Boba is more than a quarter century old and its position as a worldwide tea phenomenon is well and truly cemented. Yet the year 2017 saw the popularity of the tea-based, fruity milk drink explode—particularly in the West—with dedicated boba stores reporting booming business in cities  large and small.

Originally a staple of the night markets of Taiwan, boba, or “bubble tea,” has become synonymous with café culture, and in a fun and instantly gratifying way. Kids, hipsters, health-conscious millennials, students … there’s something for everyone in this colorful sweet nectar of the Asian masses.

Though originally based on black or green tea, to which tapioca balls, fruit jelly, milk and fruit flavors were added, many variants are now a far cry from the drink’s healthy tea origins. In fact, with such high sugar content, some even come with a health warning; and dumbed down concoctions, based not on tea but on corn syrup and artificial flavorings and colors, have at best confused and at worst distanced many consumers.

But lately, cultural centers such as New York, San Francisco and Southern California have witnessed a return to the essence of boba and a boom in upscale boba stores. San Francisco’s Boba Guys and New York’s Kung Fu Tea, a popular franchise that now boasts more than 150 stores nationwide and is expanding internationally, are notable examples. Niche stores such as these are focusing on the healthier end of the market, basing their offerings on black, green and oolong teas, and experimenting with variants such as slushies, tea/coffee blends, matcha and seasonal blends. At Boba Guys, syrups are made in-house, milk is organic and tea sourced from “finest tea purveyors.”
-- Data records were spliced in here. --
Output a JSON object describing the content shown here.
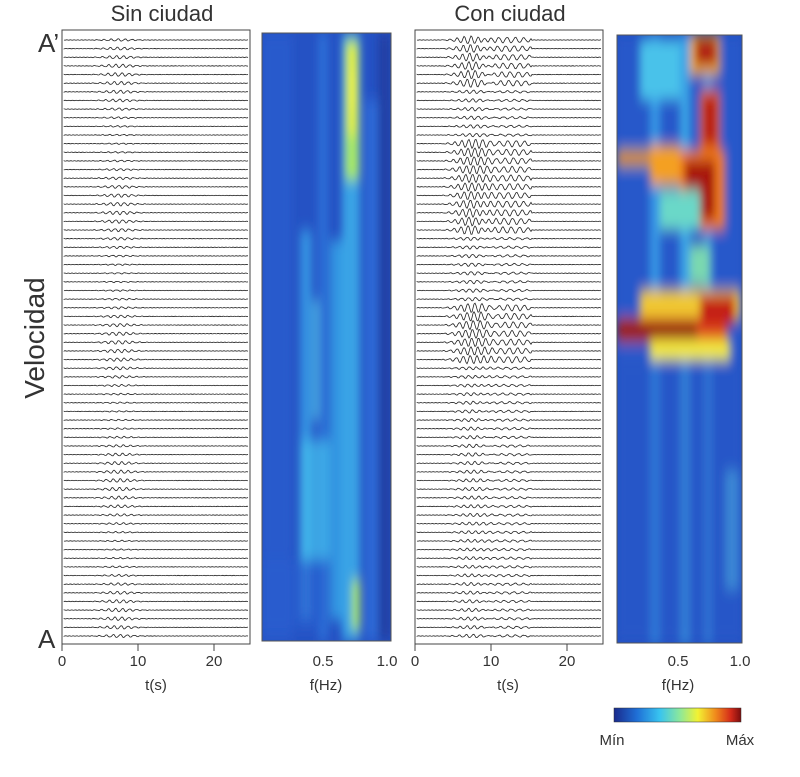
{
  "panels": {
    "left_title": "Sin ciudad",
    "right_title": "Con ciudad"
  },
  "axes": {
    "y_label": "Velocidad",
    "top_station": "A’",
    "bottom_station": "A",
    "time_ticks": [
      "0",
      "10",
      "20"
    ],
    "time_label": "t(s)",
    "freq_ticks": [
      "0.5",
      "1.0"
    ],
    "freq_label": "f(Hz)"
  },
  "colorbar": {
    "min_label": "Mín",
    "max_label": "Máx",
    "colors": [
      "#1a2a8c",
      "#1f6fd6",
      "#38c4f0",
      "#8de89a",
      "#f2f233",
      "#f08a1c",
      "#d42a1a",
      "#7a0d0d"
    ]
  },
  "traces": {
    "count": 70
  }
}
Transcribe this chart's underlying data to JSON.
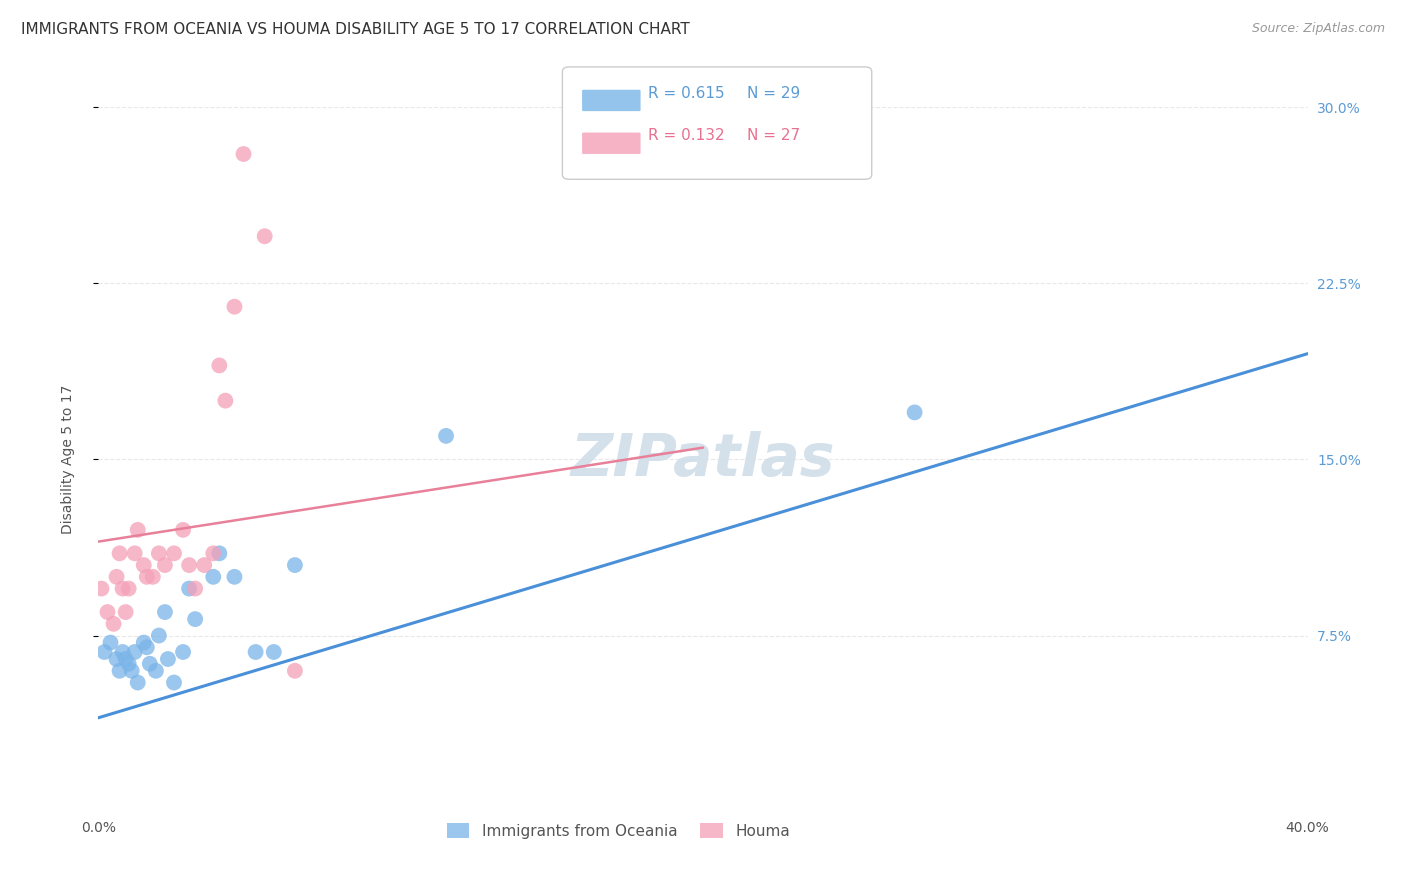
{
  "title": "IMMIGRANTS FROM OCEANIA VS HOUMA DISABILITY AGE 5 TO 17 CORRELATION CHART",
  "source": "Source: ZipAtlas.com",
  "ylabel": "Disability Age 5 to 17",
  "xlim": [
    0.0,
    0.4
  ],
  "ylim": [
    0.0,
    0.3
  ],
  "xticks": [
    0.0,
    0.4
  ],
  "xticklabels": [
    "0.0%",
    "40.0%"
  ],
  "yticks": [
    0.075,
    0.15,
    0.225,
    0.3
  ],
  "yticklabels": [
    "7.5%",
    "15.0%",
    "22.5%",
    "30.0%"
  ],
  "legend_top": [
    {
      "label_r": "R = 0.615",
      "label_n": "N = 29",
      "color": "#a8c8f0"
    },
    {
      "label_r": "R = 0.132",
      "label_n": "N = 27",
      "color": "#f4b8c8"
    }
  ],
  "blue_scatter_x": [
    0.002,
    0.004,
    0.006,
    0.007,
    0.008,
    0.009,
    0.01,
    0.011,
    0.012,
    0.013,
    0.015,
    0.016,
    0.017,
    0.019,
    0.02,
    0.022,
    0.023,
    0.025,
    0.028,
    0.03,
    0.032,
    0.038,
    0.04,
    0.045,
    0.052,
    0.058,
    0.065,
    0.115,
    0.27
  ],
  "blue_scatter_y": [
    0.068,
    0.072,
    0.065,
    0.06,
    0.068,
    0.065,
    0.063,
    0.06,
    0.068,
    0.055,
    0.072,
    0.07,
    0.063,
    0.06,
    0.075,
    0.085,
    0.065,
    0.055,
    0.068,
    0.095,
    0.082,
    0.1,
    0.11,
    0.1,
    0.068,
    0.068,
    0.105,
    0.16,
    0.17
  ],
  "pink_scatter_x": [
    0.001,
    0.003,
    0.005,
    0.006,
    0.007,
    0.008,
    0.009,
    0.01,
    0.012,
    0.013,
    0.015,
    0.016,
    0.018,
    0.02,
    0.022,
    0.025,
    0.028,
    0.03,
    0.032,
    0.035,
    0.038,
    0.04,
    0.042,
    0.045,
    0.048,
    0.055,
    0.065
  ],
  "pink_scatter_y": [
    0.095,
    0.085,
    0.08,
    0.1,
    0.11,
    0.095,
    0.085,
    0.095,
    0.11,
    0.12,
    0.105,
    0.1,
    0.1,
    0.11,
    0.105,
    0.11,
    0.12,
    0.105,
    0.095,
    0.105,
    0.11,
    0.19,
    0.175,
    0.215,
    0.28,
    0.245,
    0.06
  ],
  "blue_line_x": [
    0.0,
    0.4
  ],
  "blue_line_y": [
    0.04,
    0.195
  ],
  "pink_line_x": [
    0.0,
    0.2
  ],
  "pink_line_y": [
    0.115,
    0.155
  ],
  "blue_color": "#7ab4e8",
  "pink_color": "#f4a0b8",
  "blue_line_color": "#4a90d9",
  "pink_line_color": "#e8809a",
  "background_color": "#ffffff",
  "grid_color": "#e8e8e8",
  "title_fontsize": 11,
  "axis_label_fontsize": 10,
  "tick_fontsize": 10,
  "right_tick_color": "#5b9bd5",
  "watermark_text": "ZIPatlas",
  "watermark_color": "#d0dde8",
  "bottom_legend": [
    "Immigrants from Oceania",
    "Houma"
  ]
}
Elsewhere, bubble tea mash-ups are trending, where inspiration for flavors come from other cuisines such as hibiscus flowers from Mexico; saffron, cardamom and condensed milk for an Indian flavor; and rosewater for Persian flavored bubble tea. At New York City’s Bar Pa Tea, the menu of healthy tea offerings with fresh-squeezed juice recently expanded to include black tea or oolong flavored soft-serve with tapioca balls and ice cream, pretzels and cookie toppings.

Three martini glasses of mango bubble tea on black

Quirkier trends include serving boba tea in lightbulb-shaped bottles, childhood-harkening cereal toppings and boozy bobas.

Regardless of whether it’s considered tea or not, boba has proven itself to be a retail success and at the close of 2017 is truly established, popular and extremely profitable.